At about chest height, loop one end of a large resistance band around a pole, squat rack, or rig. With the left side of your body facing the pole, come to a tall kneeling position and grasp the other end of the band with both hands at chest height (make sure you’re far enough away from the pole so that there’s resistance on the band). Tighten the core and push the band directly in front of the chest. Use your core to resist the pull of the band to rotate your torso. Hold for 45 seconds, then return the hands to the chest. Complete three reps before repeating with the right side of the body facing the pole.
6 – Deadbug With Band
Johnsons’s second favourite core exercise using a band? The deadbug. “It’s another anti-rotation exercise, which runners need plenty of,” she says. “The biggest challenge with this is keeping the back flat against the ground, and not allowing the pelvis to shift.”
Loop one end of a resistance band around the lower part of a pole, squat rack, or rig to anchor. Loop or hold the other end with right hand. Lie faceup and your feet closest to the anchor. Extend arms straight up (there should be tension on the band). Keeping the lower back pressed into the floor, lift the legs so that shins are parallel to floor and knees have a 90-degree bend. Slowly straighten left leg and allow left foot to hover just above the floor, as you reach right arm overhead at the same time. Bring left leg and right arm back to the starting position. Complete 6 reps. Then repeat with right leg and left arm for 1 set. Perform 3 sets.
7 – Isometric Lunge and Row
The “iso” or isometric lunge and row challenges balance, stability, and core strength while also engaging the upper body. “This one is a total body movement,” says Johnson.
At hip height, loop one end of a large resistance band around a pole, squat rack, or rig.

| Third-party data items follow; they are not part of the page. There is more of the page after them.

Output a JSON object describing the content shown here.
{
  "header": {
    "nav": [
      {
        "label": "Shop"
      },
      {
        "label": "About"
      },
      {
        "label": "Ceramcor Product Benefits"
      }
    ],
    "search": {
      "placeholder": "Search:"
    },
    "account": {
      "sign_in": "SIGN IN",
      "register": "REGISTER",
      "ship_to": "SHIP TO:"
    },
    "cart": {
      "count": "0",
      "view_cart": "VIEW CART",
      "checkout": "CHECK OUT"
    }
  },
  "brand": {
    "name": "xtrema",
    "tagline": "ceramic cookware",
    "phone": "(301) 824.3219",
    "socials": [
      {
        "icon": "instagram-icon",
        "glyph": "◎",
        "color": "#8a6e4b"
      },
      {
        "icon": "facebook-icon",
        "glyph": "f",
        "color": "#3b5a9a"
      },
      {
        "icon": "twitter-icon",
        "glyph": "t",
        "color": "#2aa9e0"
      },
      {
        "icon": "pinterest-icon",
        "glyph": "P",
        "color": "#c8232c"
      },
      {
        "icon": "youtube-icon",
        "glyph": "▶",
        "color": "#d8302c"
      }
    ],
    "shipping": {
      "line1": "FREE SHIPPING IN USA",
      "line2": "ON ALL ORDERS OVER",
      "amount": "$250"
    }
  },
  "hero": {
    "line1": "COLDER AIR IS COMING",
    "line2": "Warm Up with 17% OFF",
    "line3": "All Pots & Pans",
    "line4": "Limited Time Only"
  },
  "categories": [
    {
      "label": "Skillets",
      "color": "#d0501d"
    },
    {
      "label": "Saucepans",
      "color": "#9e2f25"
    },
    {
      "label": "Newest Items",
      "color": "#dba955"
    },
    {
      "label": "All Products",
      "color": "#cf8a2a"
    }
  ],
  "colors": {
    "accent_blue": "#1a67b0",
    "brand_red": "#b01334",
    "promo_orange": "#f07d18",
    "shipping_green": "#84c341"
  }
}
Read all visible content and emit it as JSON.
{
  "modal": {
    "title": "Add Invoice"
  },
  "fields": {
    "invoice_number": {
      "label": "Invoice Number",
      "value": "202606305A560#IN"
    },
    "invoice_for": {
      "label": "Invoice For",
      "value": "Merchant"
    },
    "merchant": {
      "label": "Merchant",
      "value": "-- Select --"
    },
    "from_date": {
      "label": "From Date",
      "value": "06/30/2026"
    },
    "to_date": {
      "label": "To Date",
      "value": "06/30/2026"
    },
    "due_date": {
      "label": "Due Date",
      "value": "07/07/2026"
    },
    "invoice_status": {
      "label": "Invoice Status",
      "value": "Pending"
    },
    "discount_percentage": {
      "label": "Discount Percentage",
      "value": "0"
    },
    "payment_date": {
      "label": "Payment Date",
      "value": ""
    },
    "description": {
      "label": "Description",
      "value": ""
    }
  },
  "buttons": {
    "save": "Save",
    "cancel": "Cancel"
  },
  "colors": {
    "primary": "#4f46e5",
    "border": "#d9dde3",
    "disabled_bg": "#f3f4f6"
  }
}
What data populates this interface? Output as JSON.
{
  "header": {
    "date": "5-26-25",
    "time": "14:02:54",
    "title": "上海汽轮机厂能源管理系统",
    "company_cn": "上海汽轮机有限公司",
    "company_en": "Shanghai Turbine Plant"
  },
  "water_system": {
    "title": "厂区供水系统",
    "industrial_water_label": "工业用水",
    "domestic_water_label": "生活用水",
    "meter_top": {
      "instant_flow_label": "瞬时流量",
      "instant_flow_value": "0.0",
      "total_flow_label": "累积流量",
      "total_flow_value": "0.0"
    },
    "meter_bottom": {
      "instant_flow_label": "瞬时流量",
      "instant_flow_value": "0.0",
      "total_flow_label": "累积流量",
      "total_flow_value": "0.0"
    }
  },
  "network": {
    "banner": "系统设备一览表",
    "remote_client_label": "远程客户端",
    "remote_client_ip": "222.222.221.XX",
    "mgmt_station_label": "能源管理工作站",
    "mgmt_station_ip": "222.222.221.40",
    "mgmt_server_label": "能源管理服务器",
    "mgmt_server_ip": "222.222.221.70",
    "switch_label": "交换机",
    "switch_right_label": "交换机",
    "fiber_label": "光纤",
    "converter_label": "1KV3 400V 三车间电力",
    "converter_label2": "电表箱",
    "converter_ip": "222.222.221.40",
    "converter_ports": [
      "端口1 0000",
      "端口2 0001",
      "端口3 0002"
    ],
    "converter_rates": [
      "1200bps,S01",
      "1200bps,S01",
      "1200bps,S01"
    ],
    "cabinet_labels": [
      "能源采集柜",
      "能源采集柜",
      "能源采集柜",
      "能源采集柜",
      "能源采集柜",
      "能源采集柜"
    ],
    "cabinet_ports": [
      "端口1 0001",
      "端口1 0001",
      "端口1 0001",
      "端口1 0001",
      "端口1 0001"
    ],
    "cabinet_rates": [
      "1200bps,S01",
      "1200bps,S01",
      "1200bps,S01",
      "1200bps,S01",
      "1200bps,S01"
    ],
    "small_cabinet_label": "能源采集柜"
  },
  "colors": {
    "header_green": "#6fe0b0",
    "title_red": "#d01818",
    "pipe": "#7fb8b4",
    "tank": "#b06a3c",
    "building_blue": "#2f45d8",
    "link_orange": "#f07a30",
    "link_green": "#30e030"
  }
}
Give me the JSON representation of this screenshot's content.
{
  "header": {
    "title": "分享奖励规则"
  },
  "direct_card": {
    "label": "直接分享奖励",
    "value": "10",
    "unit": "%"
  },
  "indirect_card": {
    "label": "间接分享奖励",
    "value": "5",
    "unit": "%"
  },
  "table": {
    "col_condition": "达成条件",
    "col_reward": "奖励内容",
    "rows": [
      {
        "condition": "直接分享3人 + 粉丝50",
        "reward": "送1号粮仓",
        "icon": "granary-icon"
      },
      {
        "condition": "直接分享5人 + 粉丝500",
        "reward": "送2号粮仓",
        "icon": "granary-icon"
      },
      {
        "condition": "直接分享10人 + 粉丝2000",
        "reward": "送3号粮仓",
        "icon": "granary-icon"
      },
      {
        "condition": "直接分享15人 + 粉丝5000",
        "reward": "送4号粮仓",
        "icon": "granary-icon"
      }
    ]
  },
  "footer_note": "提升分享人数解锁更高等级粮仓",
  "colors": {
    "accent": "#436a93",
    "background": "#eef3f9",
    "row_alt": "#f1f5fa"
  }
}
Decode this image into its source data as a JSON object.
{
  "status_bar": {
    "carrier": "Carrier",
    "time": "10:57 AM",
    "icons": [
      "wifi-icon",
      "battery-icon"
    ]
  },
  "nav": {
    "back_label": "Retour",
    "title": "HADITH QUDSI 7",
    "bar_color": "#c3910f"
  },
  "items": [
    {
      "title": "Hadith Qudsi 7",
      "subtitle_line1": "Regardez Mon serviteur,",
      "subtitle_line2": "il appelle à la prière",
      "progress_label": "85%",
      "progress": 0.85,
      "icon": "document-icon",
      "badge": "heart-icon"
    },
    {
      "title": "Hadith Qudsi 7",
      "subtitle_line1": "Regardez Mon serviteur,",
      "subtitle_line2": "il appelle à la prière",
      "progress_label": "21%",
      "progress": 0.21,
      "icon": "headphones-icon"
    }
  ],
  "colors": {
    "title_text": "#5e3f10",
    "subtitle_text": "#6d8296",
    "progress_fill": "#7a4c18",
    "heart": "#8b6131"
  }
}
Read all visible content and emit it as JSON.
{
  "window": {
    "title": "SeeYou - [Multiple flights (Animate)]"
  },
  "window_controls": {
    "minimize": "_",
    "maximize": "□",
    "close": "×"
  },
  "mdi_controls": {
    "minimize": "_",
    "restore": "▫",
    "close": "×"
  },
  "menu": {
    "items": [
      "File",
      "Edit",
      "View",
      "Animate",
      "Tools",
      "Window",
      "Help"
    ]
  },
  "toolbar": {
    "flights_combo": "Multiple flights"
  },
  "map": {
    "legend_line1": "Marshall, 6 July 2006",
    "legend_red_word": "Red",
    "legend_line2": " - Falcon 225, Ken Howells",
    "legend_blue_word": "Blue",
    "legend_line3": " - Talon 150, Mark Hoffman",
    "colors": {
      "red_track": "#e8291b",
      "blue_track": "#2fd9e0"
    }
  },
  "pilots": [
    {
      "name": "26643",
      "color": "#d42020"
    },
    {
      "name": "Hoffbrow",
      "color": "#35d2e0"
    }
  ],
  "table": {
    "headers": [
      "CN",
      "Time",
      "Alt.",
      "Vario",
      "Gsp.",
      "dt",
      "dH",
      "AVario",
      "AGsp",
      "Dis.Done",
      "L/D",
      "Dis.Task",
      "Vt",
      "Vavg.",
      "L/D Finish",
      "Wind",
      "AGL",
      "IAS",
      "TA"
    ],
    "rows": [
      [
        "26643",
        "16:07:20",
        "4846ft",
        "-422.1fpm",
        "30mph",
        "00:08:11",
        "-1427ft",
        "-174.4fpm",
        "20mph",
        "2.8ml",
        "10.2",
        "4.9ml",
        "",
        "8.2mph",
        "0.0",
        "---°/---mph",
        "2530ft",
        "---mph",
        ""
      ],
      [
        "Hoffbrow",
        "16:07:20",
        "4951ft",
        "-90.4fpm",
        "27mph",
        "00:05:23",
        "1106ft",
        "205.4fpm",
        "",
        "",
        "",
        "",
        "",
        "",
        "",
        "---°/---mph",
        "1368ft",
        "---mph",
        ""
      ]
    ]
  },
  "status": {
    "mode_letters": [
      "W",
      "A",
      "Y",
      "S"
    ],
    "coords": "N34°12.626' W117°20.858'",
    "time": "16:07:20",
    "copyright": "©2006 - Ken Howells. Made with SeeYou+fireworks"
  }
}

Facing the pole, drop into a lunge with left leg forward, right knee hovering above the floor. Hold the band with the right hand (there should be some tension) and pull hand toward right ribs. Repeat for 10 to 12 reps before switching legs and arms. Complete 3 sets on each side.
8 – Plank Row With Band
The “pulling” motion used in this move is hard to replicate with bodyweight exercises, which is why the band is essential here. Upper body work isn’t on every runner’s radar, but it’s still very important because you need a strong arm swing to power you up hills and through sprints. “So many of my athletes are asking how they can get a stronger upper body,” Johnson says. “Since many runners do have a weaker upper body, the use of the band allows the athlete to do the movement correctly.”
Loop one end of a resistance band around the lower part of a pole, squat rack, or rig to anchor. With your head facing the anchor, start in a high plank position with wrists under shoulders and core engaged so that body forms a straight line from head to heels. Grab the other end of the resistance band with right hand (there should be some tension). Pull hand to right ribs, but be sure to keep hips square. Complete 6 reps then repeat on left side for 1 set. Do 3 sets.